-Não quer fazer um cruzeiro no Golfo de Fethyie?
A luz fulgurava no negro daqueles olhos providos de expressão que se pousavam em mim. Por momentos desviei o olhar, na direcção dos barcos, depois dirigi-o para os estrangeiros que se preparavam para entrar e voltei a afogá-lo na mulher de tez morena e com um cabelo da cor do carvão. No início, mostrei relutância mas, depois de passear nas brumas da dúvida, aceitei a proposta, na certeza de que, mesmo não me identificando com aquele tipo de passeio, seria sempre a opção mais barata para navegar nas águas calmas do Mediterrâneo.
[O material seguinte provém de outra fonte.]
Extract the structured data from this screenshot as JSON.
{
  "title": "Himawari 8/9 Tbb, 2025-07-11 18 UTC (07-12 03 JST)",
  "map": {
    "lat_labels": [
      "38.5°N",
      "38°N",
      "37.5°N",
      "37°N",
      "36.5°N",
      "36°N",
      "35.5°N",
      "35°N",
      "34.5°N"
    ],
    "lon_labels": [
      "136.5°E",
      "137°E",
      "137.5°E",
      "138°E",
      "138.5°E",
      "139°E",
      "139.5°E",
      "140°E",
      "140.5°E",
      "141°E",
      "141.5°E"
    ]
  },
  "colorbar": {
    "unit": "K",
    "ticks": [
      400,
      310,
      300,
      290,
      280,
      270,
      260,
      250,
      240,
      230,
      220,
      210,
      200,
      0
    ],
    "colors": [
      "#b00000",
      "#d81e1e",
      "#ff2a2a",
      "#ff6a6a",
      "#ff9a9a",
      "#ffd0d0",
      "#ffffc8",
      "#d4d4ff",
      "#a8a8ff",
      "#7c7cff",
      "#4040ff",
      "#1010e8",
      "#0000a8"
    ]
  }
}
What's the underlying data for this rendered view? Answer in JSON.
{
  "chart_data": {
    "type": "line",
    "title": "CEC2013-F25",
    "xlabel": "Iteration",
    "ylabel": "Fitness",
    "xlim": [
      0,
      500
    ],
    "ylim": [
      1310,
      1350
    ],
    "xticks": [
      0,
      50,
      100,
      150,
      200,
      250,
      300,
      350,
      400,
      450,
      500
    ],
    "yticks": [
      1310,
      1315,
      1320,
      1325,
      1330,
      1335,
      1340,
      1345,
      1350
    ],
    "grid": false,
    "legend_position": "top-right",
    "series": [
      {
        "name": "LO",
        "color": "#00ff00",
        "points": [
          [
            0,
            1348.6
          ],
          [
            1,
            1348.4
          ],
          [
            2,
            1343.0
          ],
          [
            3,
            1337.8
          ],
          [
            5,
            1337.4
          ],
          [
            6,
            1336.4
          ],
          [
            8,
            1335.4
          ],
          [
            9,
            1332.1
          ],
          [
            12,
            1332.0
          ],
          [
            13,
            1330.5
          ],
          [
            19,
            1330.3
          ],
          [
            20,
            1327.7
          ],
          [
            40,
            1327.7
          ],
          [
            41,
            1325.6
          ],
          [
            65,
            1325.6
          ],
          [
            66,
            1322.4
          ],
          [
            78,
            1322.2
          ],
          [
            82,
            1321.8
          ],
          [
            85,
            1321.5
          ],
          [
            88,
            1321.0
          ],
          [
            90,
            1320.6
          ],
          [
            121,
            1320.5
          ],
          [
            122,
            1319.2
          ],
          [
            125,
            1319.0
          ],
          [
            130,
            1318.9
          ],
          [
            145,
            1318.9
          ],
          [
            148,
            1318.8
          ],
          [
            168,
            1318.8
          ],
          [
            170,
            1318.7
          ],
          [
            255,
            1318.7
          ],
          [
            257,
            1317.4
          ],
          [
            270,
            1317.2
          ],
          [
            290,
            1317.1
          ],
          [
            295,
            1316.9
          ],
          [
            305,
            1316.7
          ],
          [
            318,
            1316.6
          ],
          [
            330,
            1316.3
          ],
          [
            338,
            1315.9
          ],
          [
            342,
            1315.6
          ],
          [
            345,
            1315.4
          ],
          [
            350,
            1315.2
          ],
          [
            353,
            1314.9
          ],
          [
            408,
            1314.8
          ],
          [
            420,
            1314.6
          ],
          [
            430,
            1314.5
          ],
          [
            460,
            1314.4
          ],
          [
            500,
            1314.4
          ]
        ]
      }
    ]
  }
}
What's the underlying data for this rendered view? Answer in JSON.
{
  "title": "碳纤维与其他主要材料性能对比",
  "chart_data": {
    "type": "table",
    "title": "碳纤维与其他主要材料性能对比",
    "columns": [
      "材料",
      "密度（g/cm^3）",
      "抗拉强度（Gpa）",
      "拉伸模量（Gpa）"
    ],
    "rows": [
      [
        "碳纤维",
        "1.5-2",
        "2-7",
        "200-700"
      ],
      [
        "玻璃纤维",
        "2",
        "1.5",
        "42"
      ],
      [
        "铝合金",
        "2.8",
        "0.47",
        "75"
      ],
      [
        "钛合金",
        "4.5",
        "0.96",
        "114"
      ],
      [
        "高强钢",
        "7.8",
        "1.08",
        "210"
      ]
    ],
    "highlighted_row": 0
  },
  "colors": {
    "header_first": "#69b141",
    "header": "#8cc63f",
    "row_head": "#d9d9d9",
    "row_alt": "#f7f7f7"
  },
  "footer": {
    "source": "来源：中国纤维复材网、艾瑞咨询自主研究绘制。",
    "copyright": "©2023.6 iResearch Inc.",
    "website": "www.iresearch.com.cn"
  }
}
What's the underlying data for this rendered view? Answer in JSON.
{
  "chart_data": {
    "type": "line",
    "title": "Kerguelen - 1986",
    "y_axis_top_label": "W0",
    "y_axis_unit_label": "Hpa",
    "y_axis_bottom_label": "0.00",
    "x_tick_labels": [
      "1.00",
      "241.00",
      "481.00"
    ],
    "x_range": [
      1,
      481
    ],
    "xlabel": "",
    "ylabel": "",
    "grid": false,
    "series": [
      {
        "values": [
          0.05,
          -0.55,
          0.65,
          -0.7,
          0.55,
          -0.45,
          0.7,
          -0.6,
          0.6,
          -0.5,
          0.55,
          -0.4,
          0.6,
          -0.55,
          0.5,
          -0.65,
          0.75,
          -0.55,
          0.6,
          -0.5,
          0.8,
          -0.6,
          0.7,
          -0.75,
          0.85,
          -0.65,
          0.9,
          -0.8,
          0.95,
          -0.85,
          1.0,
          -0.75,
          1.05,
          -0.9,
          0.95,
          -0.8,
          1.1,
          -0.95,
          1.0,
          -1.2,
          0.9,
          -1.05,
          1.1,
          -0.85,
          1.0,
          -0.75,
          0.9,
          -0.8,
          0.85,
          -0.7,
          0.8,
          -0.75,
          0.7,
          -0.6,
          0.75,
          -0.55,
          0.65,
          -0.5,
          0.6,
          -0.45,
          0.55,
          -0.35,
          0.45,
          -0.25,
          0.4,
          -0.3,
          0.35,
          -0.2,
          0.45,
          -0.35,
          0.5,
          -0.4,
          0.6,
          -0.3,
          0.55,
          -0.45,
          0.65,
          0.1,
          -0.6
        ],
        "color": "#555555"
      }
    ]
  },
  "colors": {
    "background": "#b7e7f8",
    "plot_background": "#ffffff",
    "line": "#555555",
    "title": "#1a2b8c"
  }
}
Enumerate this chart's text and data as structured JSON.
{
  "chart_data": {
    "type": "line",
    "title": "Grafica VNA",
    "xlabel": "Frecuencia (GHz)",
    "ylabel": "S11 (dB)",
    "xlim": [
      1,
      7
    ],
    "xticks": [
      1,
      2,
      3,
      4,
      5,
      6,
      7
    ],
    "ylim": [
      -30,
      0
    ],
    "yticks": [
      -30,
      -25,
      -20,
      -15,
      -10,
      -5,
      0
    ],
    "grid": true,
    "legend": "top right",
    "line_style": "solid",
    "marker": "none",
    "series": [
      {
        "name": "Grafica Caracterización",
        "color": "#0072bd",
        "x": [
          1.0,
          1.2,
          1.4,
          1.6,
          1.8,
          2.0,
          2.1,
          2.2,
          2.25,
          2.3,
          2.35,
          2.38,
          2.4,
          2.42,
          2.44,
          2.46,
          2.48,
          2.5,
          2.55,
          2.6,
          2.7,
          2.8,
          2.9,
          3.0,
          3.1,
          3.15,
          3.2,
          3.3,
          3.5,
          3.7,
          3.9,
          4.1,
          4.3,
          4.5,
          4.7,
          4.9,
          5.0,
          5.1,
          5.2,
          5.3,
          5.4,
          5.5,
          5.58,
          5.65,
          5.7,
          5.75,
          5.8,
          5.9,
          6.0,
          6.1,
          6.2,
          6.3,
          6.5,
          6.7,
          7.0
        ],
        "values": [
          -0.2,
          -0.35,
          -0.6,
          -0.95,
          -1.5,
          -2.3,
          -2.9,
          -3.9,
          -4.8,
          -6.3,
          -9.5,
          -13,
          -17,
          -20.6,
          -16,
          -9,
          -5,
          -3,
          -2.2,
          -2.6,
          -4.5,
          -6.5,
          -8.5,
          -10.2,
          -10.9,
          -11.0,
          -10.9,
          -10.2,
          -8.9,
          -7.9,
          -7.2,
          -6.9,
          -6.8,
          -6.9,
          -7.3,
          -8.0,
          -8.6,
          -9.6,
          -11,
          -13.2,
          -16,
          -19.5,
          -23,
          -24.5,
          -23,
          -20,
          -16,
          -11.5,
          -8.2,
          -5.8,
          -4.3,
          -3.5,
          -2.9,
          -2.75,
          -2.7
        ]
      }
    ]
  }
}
A mulher sorriu, um sorriso que parecia mecânico, e disse:
-Vai ver que não se arrepende.
Vale das Borboletas, dar tempo ao tempo
Sob aquele sol inclemente, as águas projectavam um resplendor de metal. Os barcos não se mexiam e ostentavam, de forma bem visível, o nome das agências para quem trabalhavam Pegas, Easy Riders, Galaxy, Focus, Eftelya e Relax. Se estivessem em terra firme e não ancorados naquelas águas transparentes poderiam muito bem ser casas de alterne. A areia, por onde caminhavam agora dezenas de turistas, na direcção do pontão que permitia o acesso às embarcações, ardia sob os pés. Numa tabuleta em madeira, debaixo de uma palmeira que se debruça sobre a praia, as autoridades locais, pensando nas gerações vindouras, pedem para proteger Ölüdeniz. Não há lixo pelo chão.
O mar rebrilhava quando, finalmente, os motores foram ligados e o barco se começou a afastar, lentamente, da costa, deslizando de forma dócil sobre as águas azuis. O ar torna-se subitamente mais macio e os céus enchem-se de adeptos do parapente. No convés, dezenas de colchões foram de imediato cobertos de toalhas, onde algumas mulheres, inatingíveis rainhas de beleza, se deitam para adormecer em segundos.
-Bebidas frescas, bebidas frescas, anuncia um dos elementos da tripulação.
Um homem com mais tatuagens do que cabelos, com uma barriga que se assemelha a um barril, pede duas cervejas de imediato. E o dia ainda mal começou. Um menino loiro, cheio de caracóis, com uma camisola da Turquia vestida, cujo vermelho sobressai contra aquele céu e aquele mar, olha o inglês com uns olhos despidos de humor.
-Gelados, gelados, apregoa outro elemento, quase todos eles jovens.
Três raparigas ainda com vestígios das batalhas hormonais, com a pele muito branca, estendem-se ao sol, à procura de outra tonalidade. Um casal de namorados beija-se demoradamente sob aquele disco cada vez mais abrasador. Para eles, o mundo acaba hoje. O mar perde-se no horizonte e as montanhas retalham parte da paisagem.
O Easy Riders navega durante meia hora antes da primeira paragem. Com alguma dificuldade, atraca no Vale das Borboletas, onde irá permanecer durante os próximos 60 minutos. Por amor de Deus, o cenário vale mais de uma hora. Aqui, os relógios deveriam ser proibidos; aqui é preciso dar tempo ao tempo. Na praia, onde abundam os seixos e escasseia a areia, dezenas de tendas dão vida a um lugar encantador, concorrendo com borboletas (mais de 80 espécies) de múltiplas cores que transformam o espaço num verdadeiro museu ao ar livre. Os barcos, cheios de turistas, vão chegando e acotovelam-se uns ao lado dos outros. Novos e velhos, uns mais excitados, outros mais discretos, saltam do convés para a água onde os cardumes se passeiam, quase indiferentes àquele brusco romper do silêncio. Duas jovens orientais fazem poses estranhas para a objectiva e um casal, com a pele da cor de uma lagosta, cobre-se de areia. Há turistas a quem umas asas assentariam na perfeição, para voarem para longe, ao contrário das borboletas, que as queremos bem perto de nós.